!Rafborg

By Rosangel Valenti, TW Contributing Editor

Good morning. With the year's second Grand Slam over, we return to your regularly scheduled Your Call posts for discussing the day's tennis. You can also go off-topic here. Ed McGrogan will be along later with his usual Monday Net Post.

With the grasscourt season already having started, I will be attending the Artois Championships at Queens's Club this week for TW (action kicks off at 12.30 p.m. locally, or 7.30 a.m. EST), so will report on the previous day's action in these posts as the week goes on. As always, I will have my camera at the ready.

I got back home from Paris late last night, via the Eurostar. If previous years are any indicator, the reigning Roland Garros champion will make his way to Queen's using the same method, later today, and hit the practice courts on the new surface. The trip from Paris to London (I get out at the intermediate stop outside London, which cuts my journey time slightly) takes something over two hours, and is usually a pleasant, restful ride - without the Channel Tunnel, I don't know that I'd have had the endurance to visit Roland Garros for six days. Unlike planes, I've never known the trains to be late (though I have been known to miss one or two).
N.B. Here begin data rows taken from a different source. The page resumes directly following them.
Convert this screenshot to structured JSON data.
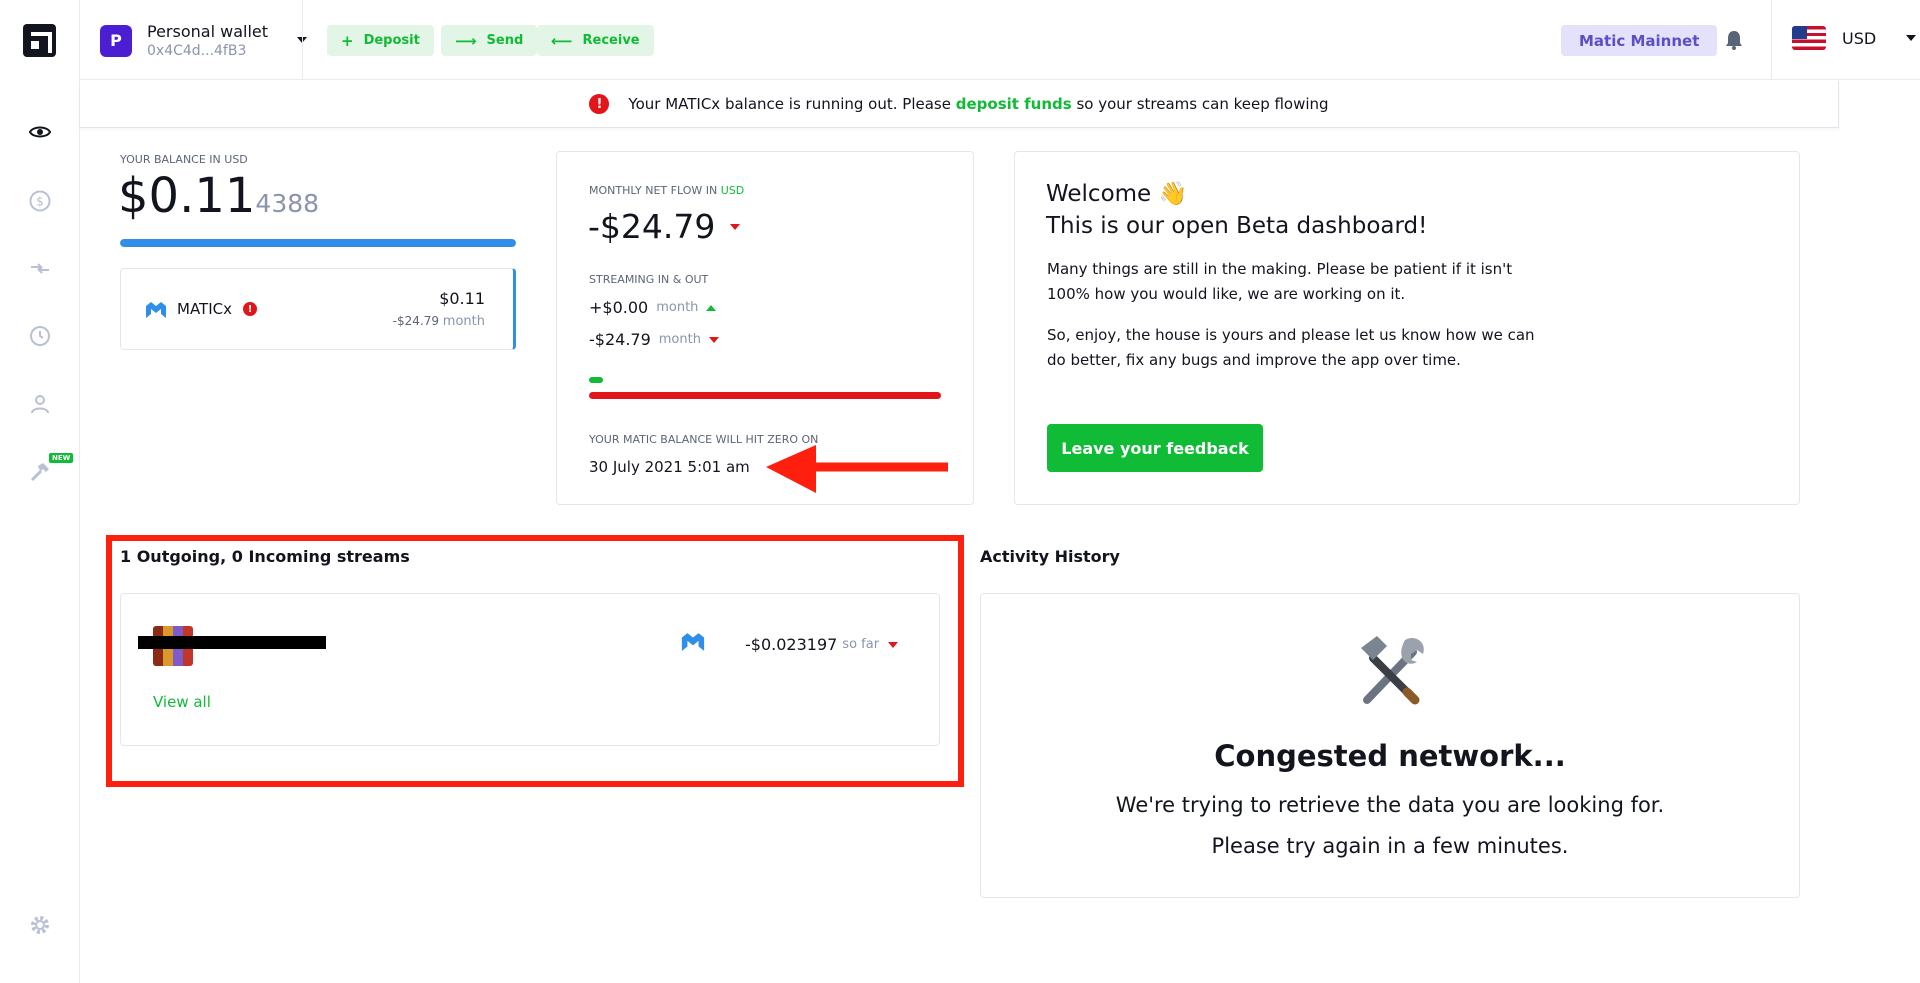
{
  "topbar": {
    "wallet_initial": "P",
    "wallet_name": "Personal wallet",
    "wallet_address": "0x4C4d...4fB3",
    "deposit_label": "Deposit",
    "send_label": "Send",
    "receive_label": "Receive",
    "network_label": "Matic Mainnet",
    "currency_label": "USD"
  },
  "sidebar": {
    "items": [
      {
        "icon": "eye-icon"
      },
      {
        "icon": "dollar-icon"
      },
      {
        "icon": "swap-icon"
      },
      {
        "icon": "history-icon"
      },
      {
        "icon": "user-icon"
      },
      {
        "icon": "hammer-icon",
        "badge": "NEW"
      },
      {
        "icon": "gear-icon"
      }
    ]
  },
  "alert": {
    "before": "Your MATICx balance is running out. Please ",
    "link": "deposit funds",
    "after": " so your streams can keep flowing"
  },
  "balance": {
    "label": "YOUR BALANCE IN USD",
    "main": "$0.11",
    "decimals": "4388",
    "bar_fraction": 1.0
  },
  "token": {
    "name": "MATICx",
    "warning": "!",
    "amount": "$0.11",
    "flow": "-$24.79",
    "flow_unit": "month"
  },
  "net_flow": {
    "label": "MONTHLY NET FLOW IN ",
    "label_currency": "USD",
    "value": "-$24.79",
    "streaming_label": "STREAMING IN & OUT",
    "in_value": "+$0.00",
    "in_unit": "month",
    "out_value": "-$24.79",
    "out_unit": "month",
    "zero_label": "YOUR MATIC BALANCE WILL HIT ZERO ON",
    "zero_date": "30 July 2021 5:01 am"
  },
  "welcome": {
    "title_line1": "Welcome 👋",
    "title_line2": "This is our open Beta dashboard!",
    "para1": "Many things are still in the making. Please be patient if it isn't 100% how you would like, we are working on it.",
    "para2": "So, enjoy, the house is yours and please let us know how we can do better, fix any bugs and improve the app over time.",
    "button": "Leave your feedback"
  },
  "streams": {
    "title": "1 Outgoing, 0 Incoming streams",
    "amount": "-$0.023197",
    "amount_unit": "so far",
    "view_all": "View all"
  },
  "activity": {
    "title": "Activity History",
    "heading": "Congested network...",
    "line1": "We're trying to retrieve the data you are looking for.",
    "line2": "Please try again in a few minutes."
  },
  "colors": {
    "accent_green": "#10bb35",
    "danger_red": "#e2151b",
    "balance_blue": "#2f8fe8",
    "network_purple": "#5a4fc4",
    "annotation_red": "#ff1f0f"
  }
}
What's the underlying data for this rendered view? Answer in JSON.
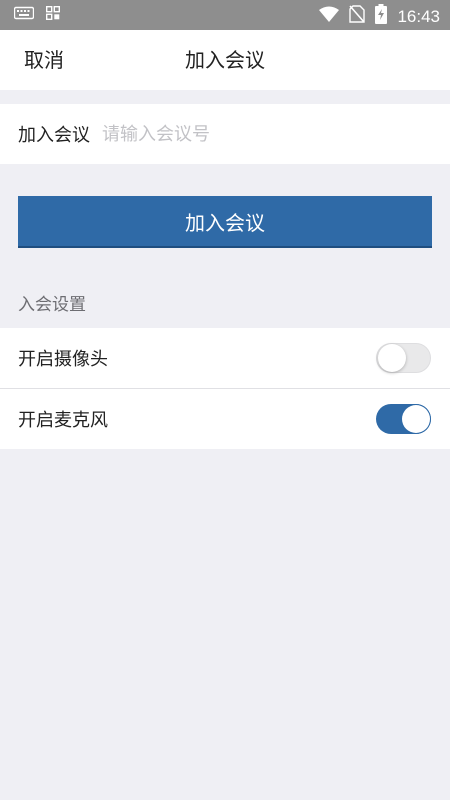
{
  "status_bar": {
    "time": "16:43",
    "left_icons": [
      "keyboard-icon",
      "apps-grid-icon"
    ],
    "right_icons": [
      "wifi-icon",
      "no-sim-icon",
      "battery-charging-icon"
    ],
    "background": "#8e8e8e"
  },
  "nav": {
    "cancel_label": "取消",
    "title": "加入会议"
  },
  "meeting_input": {
    "label": "加入会议",
    "placeholder": "请输入会议号",
    "value": ""
  },
  "join_button": {
    "label": "加入会议",
    "color": "#2f6aa7"
  },
  "settings": {
    "section_label": "入会设置",
    "items": [
      {
        "label": "开启摄像头",
        "enabled": false
      },
      {
        "label": "开启麦克风",
        "enabled": true
      }
    ]
  },
  "colors": {
    "accent": "#2f6aa7",
    "page_background": "#efeff4"
  }
}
And I love being able to step on a train a few miles from my front door, to find myself in the heart of Paris at journey's end. Had Marat chosen to be in Paris on Saturday for Dinara's big day, it would have been the least stressful option.

After the men's final was over, sooner than expected, there were more than three hours remaining until the last train was due to depart. I called MarieJ, who had been watching on TV, and we arranged to meet for what will probably be the last time until the Spain-USA Davis Cup tie in Madrid this coming September. She drove over to Roland Garros to pick me up. In the twenty minutes or so while I was was anticipating her arrival, I took a final walk around. During those few minutes, I saw a smiling Guillerrmo Vilas, and an ecstatically beaming Manolo Santana, coming out from the private area under the Philippe Chatrier Court, and immediately being waylaid to pose with fans for pictures. Both were good-natured enough to do so repeatedly. A few minutes afterwards, Bjorn Borg walked right past me. There was a huge crowd waiting for others to emerge, but I didn't have time to wait.
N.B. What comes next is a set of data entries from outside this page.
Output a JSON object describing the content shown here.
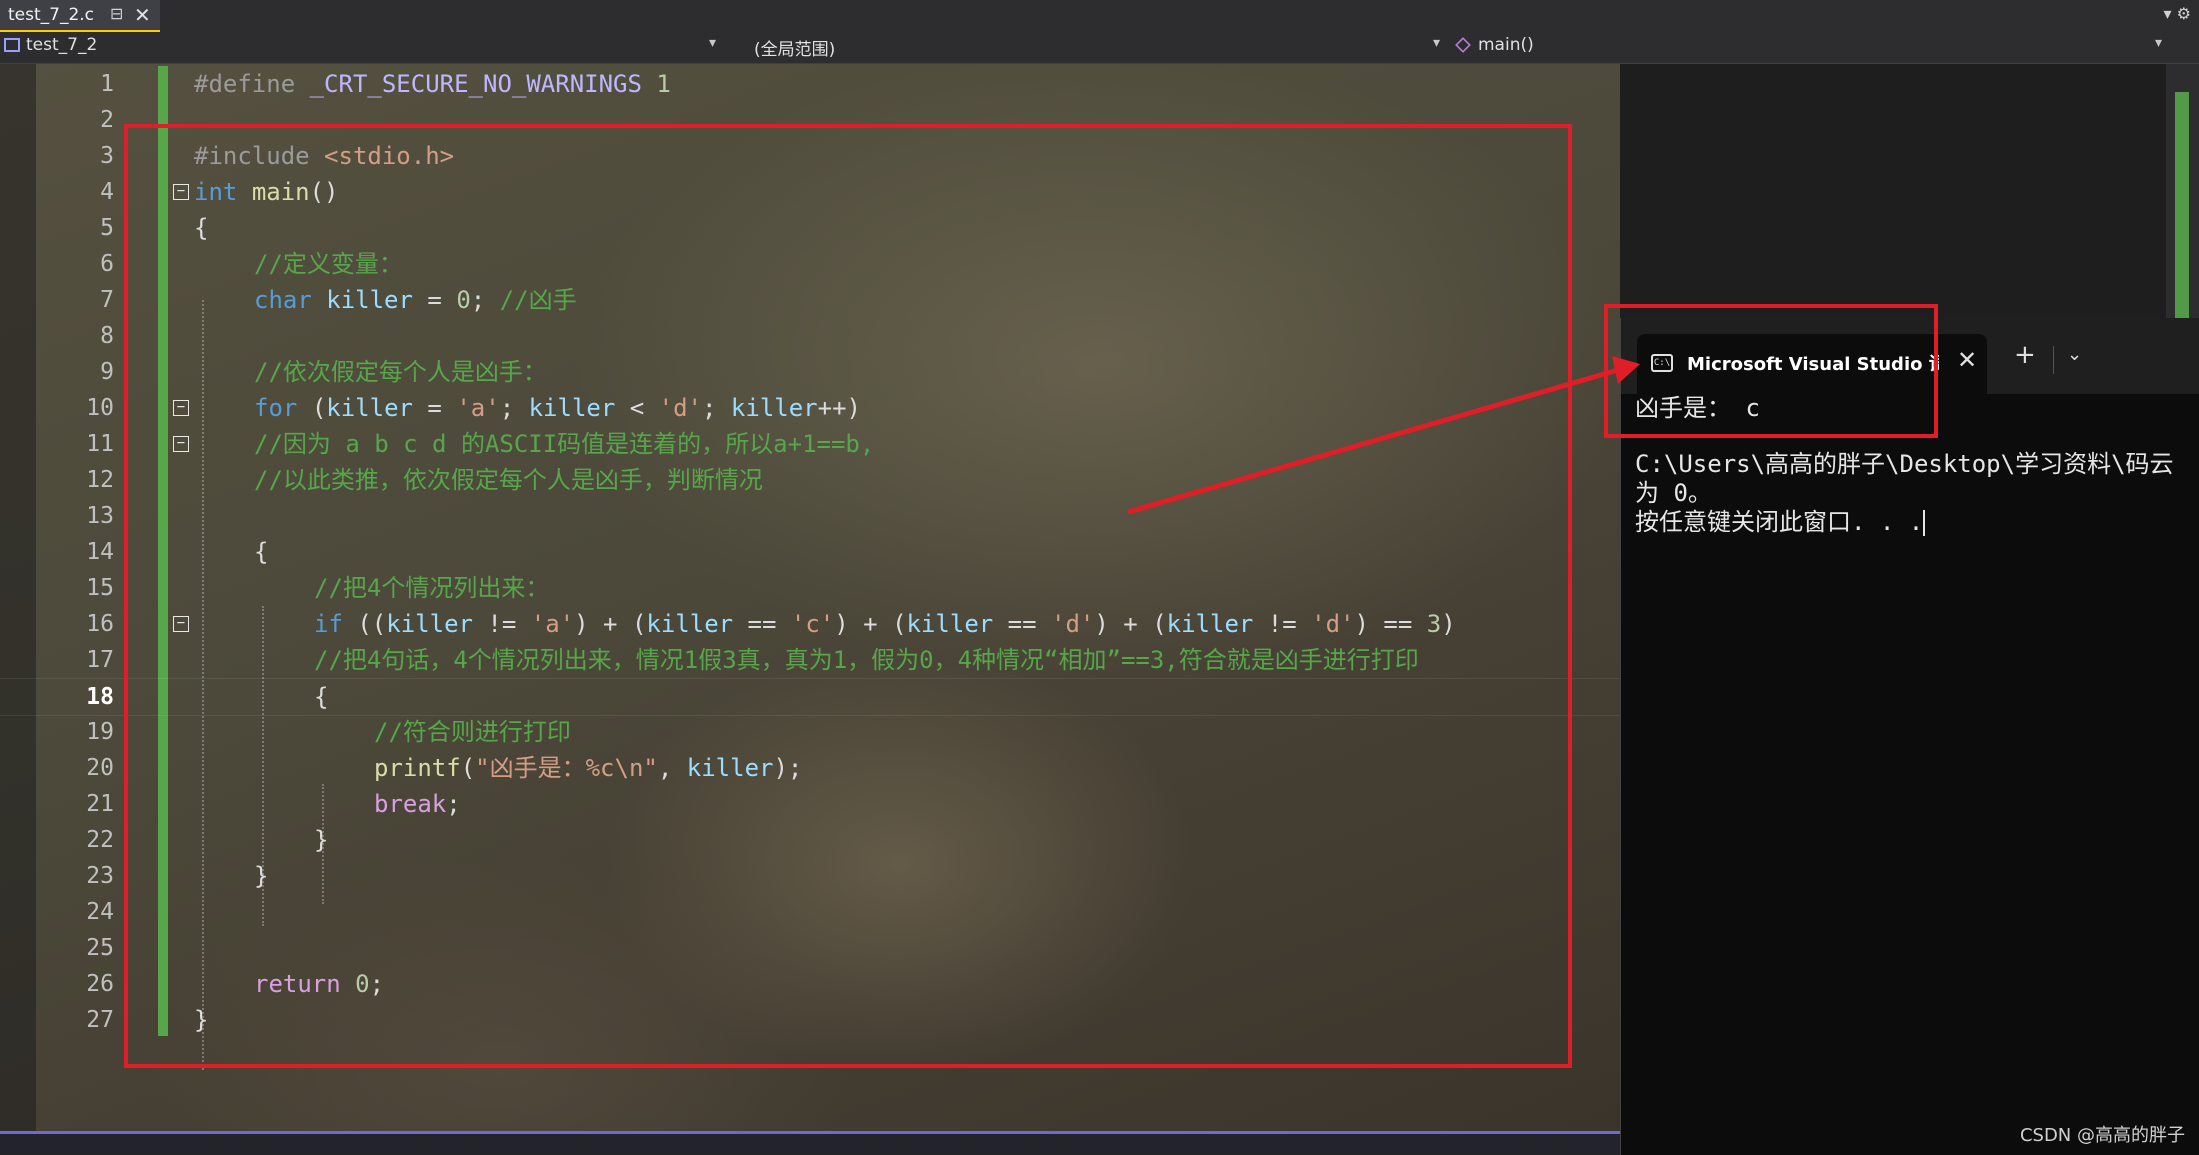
{
  "tab": {
    "label": "test_7_2.c",
    "pin_glyph": "⊟",
    "close_glyph": "✕"
  },
  "strip_right": "▾ ⚙",
  "navbar": {
    "project": "test_7_2",
    "scope": "(全局范围)",
    "member": "main()"
  },
  "editor": {
    "current_line": 18,
    "line_numbers": [
      "1",
      "2",
      "3",
      "4",
      "5",
      "6",
      "7",
      "8",
      "9",
      "10",
      "11",
      "12",
      "13",
      "14",
      "15",
      "16",
      "17",
      "18",
      "19",
      "20",
      "21",
      "22",
      "23",
      "24",
      "25",
      "26",
      "27"
    ],
    "code": {
      "l1_pp": "#define",
      "l1_macro": "_CRT_SECURE_NO_WARNINGS",
      "l1_num": "1",
      "l3_pp": "#include",
      "l3_hdr": "<stdio.h>",
      "l4_kw": "int",
      "l4_fn": "main",
      "l4_paren": "()",
      "l5": "{",
      "l6": "//定义变量：",
      "l7_kw": "char",
      "l7_var": "killer",
      "l7_eq": "=",
      "l7_num": "0",
      "l7_semi": ";",
      "l7_cm": "//凶手",
      "l9": "//依次假定每个人是凶手：",
      "l10_kw": "for",
      "l10_a": "(",
      "l10_v1": "killer",
      "l10_b": "=",
      "l10_s1": "'a'",
      "l10_c": ";",
      "l10_v2": "killer",
      "l10_d": "<",
      "l10_s2": "'d'",
      "l10_e": ";",
      "l10_v3": "killer",
      "l10_f": "++)",
      "l11": "//因为 a b c d 的ASCII码值是连着的，所以a+1==b,",
      "l12": "//以此类推，依次假定每个人是凶手，判断情况",
      "l14": "{",
      "l15": "//把4个情况列出来：",
      "l16_kw": "if",
      "l16_a": "((",
      "l16_v1": "killer",
      "l16_b": "!=",
      "l16_s1": "'a'",
      "l16_c": ") + (",
      "l16_v2": "killer",
      "l16_d": "==",
      "l16_s2": "'c'",
      "l16_e": ") + (",
      "l16_v3": "killer",
      "l16_f": "==",
      "l16_s3": "'d'",
      "l16_g": ") + (",
      "l16_v4": "killer",
      "l16_h": "!=",
      "l16_s4": "'d'",
      "l16_i": ") ==",
      "l16_n": "3",
      "l16_j": ")",
      "l17": "//把4句话，4个情况列出来，情况1假3真，真为1，假为0，4种情况“相加”==3,符合就是凶手进行打印",
      "l18": "{",
      "l19": "//符合则进行打印",
      "l20_fn": "printf",
      "l20_a": "(",
      "l20_s": "\"凶手是：%c\\n\"",
      "l20_b": ",",
      "l20_v": "killer",
      "l20_c": ");",
      "l21_kw": "break",
      "l21_semi": ";",
      "l22": "}",
      "l23": "}",
      "l26_kw": "return",
      "l26_num": "0",
      "l26_semi": ";",
      "l27": "}"
    }
  },
  "terminal": {
    "tab_title": "Microsoft Visual Studio 调试控制台",
    "icon_text": "C:\\",
    "close_glyph": "✕",
    "plus_glyph": "+",
    "dropdown_glyph": "⌄",
    "lines": [
      "凶手是： c",
      "",
      "C:\\Users\\高高的胖子\\Desktop\\学习资料\\码云",
      "为 0。",
      "按任意键关闭此窗口. . ."
    ]
  },
  "watermark": "CSDN @高高的胖子",
  "colors": {
    "annotation_red": "#e01e27",
    "change_bar_green": "#57a64a",
    "keyword": "#569cd6",
    "comment": "#57a64a",
    "string": "#d69d85"
  }
}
MarieJ took us to the Trocadero, from which there are terrific views of Paris, including the Eiffel Tower. It's the same spot where the Roland Garros champions pose for their post-victory pictures with their trophies. By that stage in the day, it was gloriously sunny, and we could see for miles. We found a pavement-side cafe nearby, and sat and talked about the match over celebratory icecreams.

Obviously, we had both been hoping for a Nadal victory. There's no need to rehearse the match here - most people saw it. All I will say is that I'm still stunned by what happened. I met Pete before the match, and he told me the same thing that he'd said in TW: that there could be a blowout. Regardless, I remained nervous up until the first break of serve in the third set, even though I could vividly imagine the frazzling that was likely to be going on in TW among the Roger believers, and (to my great surprise) had also seen some of the Federer supporters leaving the stadium towards the end of the second set. Still, I don't think I have ever seen Rafa play better than he has done in the semifinal and final this week, and I count myself very fortunate to have been there in person.
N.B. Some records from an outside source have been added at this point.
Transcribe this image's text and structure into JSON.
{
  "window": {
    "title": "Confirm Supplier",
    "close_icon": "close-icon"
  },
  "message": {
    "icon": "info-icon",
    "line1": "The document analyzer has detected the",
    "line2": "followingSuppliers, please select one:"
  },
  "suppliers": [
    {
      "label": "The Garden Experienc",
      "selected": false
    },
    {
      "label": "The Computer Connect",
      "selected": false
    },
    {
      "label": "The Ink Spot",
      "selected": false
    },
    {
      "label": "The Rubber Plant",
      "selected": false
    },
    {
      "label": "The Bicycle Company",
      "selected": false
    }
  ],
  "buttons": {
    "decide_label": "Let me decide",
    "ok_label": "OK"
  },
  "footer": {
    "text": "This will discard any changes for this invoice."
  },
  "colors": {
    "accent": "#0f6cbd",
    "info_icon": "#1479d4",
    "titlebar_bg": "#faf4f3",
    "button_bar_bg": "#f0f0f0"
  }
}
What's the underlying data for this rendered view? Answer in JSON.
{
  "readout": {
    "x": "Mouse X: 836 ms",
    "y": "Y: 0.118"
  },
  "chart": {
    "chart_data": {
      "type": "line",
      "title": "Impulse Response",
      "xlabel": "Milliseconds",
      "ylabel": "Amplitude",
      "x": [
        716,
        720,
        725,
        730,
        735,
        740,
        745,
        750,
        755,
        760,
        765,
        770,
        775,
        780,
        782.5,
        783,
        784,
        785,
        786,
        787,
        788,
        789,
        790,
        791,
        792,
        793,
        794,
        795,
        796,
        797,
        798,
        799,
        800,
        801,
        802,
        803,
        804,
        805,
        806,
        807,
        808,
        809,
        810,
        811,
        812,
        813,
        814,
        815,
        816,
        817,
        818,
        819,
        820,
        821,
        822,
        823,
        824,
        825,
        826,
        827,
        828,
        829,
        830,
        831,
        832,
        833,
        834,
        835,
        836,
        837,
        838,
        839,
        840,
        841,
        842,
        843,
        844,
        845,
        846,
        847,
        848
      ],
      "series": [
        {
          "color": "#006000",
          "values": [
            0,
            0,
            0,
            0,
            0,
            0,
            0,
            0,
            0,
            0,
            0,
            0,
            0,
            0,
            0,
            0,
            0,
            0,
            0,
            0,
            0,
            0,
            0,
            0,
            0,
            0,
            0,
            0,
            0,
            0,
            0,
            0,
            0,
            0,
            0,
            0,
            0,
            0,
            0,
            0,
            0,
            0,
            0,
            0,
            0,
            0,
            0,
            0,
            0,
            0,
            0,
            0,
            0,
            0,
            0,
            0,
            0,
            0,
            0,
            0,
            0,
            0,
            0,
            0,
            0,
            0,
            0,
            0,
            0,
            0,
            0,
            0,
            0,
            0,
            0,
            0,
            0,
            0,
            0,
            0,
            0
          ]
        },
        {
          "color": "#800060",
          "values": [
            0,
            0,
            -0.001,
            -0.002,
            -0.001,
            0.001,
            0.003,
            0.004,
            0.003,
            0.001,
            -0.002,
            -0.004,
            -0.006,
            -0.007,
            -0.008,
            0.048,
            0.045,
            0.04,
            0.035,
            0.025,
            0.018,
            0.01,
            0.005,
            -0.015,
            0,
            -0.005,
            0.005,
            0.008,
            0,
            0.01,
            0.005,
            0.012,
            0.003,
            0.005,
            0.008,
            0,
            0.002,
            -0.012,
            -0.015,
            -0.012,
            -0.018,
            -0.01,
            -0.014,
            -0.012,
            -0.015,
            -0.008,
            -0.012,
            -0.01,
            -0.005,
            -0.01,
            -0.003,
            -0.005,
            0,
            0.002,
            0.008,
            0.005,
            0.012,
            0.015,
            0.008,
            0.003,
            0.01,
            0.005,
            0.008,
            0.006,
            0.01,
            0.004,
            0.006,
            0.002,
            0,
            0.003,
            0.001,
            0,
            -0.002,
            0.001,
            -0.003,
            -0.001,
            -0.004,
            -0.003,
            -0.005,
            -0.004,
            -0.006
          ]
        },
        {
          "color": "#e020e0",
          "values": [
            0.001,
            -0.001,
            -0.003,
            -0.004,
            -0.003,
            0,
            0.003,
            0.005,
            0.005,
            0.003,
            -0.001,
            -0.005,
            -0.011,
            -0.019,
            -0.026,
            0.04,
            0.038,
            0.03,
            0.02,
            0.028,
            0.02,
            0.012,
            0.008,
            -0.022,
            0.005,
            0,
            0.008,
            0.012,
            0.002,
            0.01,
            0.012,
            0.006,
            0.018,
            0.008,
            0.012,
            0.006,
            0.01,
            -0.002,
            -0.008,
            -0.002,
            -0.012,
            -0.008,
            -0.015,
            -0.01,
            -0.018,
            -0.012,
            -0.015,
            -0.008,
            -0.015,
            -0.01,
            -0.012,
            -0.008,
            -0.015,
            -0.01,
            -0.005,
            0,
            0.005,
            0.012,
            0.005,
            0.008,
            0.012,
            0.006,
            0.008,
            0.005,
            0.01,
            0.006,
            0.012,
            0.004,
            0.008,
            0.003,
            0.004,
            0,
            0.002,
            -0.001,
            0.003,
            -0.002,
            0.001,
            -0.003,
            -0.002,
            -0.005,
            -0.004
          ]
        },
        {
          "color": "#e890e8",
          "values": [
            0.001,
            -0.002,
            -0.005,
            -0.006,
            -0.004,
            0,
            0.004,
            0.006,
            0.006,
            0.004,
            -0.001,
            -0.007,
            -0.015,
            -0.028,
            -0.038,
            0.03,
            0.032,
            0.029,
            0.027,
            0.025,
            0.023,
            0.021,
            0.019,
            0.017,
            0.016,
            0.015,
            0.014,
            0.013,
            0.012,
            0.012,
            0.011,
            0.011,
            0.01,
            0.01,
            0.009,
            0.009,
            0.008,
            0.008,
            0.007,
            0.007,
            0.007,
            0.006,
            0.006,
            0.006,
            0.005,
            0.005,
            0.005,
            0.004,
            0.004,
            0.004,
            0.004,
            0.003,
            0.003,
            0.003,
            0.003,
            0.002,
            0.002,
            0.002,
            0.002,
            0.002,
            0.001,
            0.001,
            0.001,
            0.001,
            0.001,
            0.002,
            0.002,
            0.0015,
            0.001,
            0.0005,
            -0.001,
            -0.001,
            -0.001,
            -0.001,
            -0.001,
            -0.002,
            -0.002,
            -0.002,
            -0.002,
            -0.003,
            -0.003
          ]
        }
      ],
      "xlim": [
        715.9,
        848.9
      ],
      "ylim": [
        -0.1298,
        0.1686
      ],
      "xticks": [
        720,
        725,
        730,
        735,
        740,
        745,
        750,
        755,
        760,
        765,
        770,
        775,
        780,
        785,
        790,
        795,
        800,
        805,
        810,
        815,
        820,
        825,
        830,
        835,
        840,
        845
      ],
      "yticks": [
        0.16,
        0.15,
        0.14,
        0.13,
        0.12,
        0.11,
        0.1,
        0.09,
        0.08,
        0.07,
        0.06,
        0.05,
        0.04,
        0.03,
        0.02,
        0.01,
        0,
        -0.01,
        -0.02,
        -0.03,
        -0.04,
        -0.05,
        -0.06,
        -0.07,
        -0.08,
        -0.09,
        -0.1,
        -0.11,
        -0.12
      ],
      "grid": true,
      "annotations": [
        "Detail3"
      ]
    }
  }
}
It was also one of the occasions on which I have most admired Roger Federer simply as his human self - my lens got me close enough to the action that I could see the players' facial expressions. These were tough moments in his tennis life. He took it well, without a single false note (after reviewing my pictures, I'm pretty sure he got a bigger hug from Bjorn Borg that the winner did, but maybe he needed it more at that moment - in any event, there's no doubt of the respect that exists between all three Champions). During his on-court speech, he was gracious towards his opponent, and he took plenty of time to acknowledge his supporters in the stadium (cowbells rang up until the final moments) before leaving. Certainly, if the size of the cheer that greeted him when he entered the court before the final had had any bearing on the outcome, he would have been the people's Champion yesterday. There were plenty of Spanish fans too (I was right next to a group carrying a huge Spanish flag), but outnumbered.

After the final, when I was packing up my camera gear, someone asked me to take his picture using his camera, with the stadium as backdrop. As he addressed me in English, I asked how he'd known I would speak the language. He hadn't - but he'd thought it more likely that I would understand English than Spanish. He told me that he'd flown 12 hours from his home in Argentina, simply to see this match. He was happy with the result, but would have liked more games. As I watched the stadium emptying of people, after the final, I couldn't help but wonder why one of the doubles finals hadn't been scheduled to follow the singles. Even my positive mood might have been lifted by some less-deadly tennis just then - a slightly conflicted reaction I simply didn't expect, but it's because I was thinking of fellow tennis fans here in TW. And of Rome 2006.

On to the grasscourt season.

As always, enjoy today's tennis.

{Note: more photos coming soon - of the Roland Garros final and, I hope, from Queen's later today].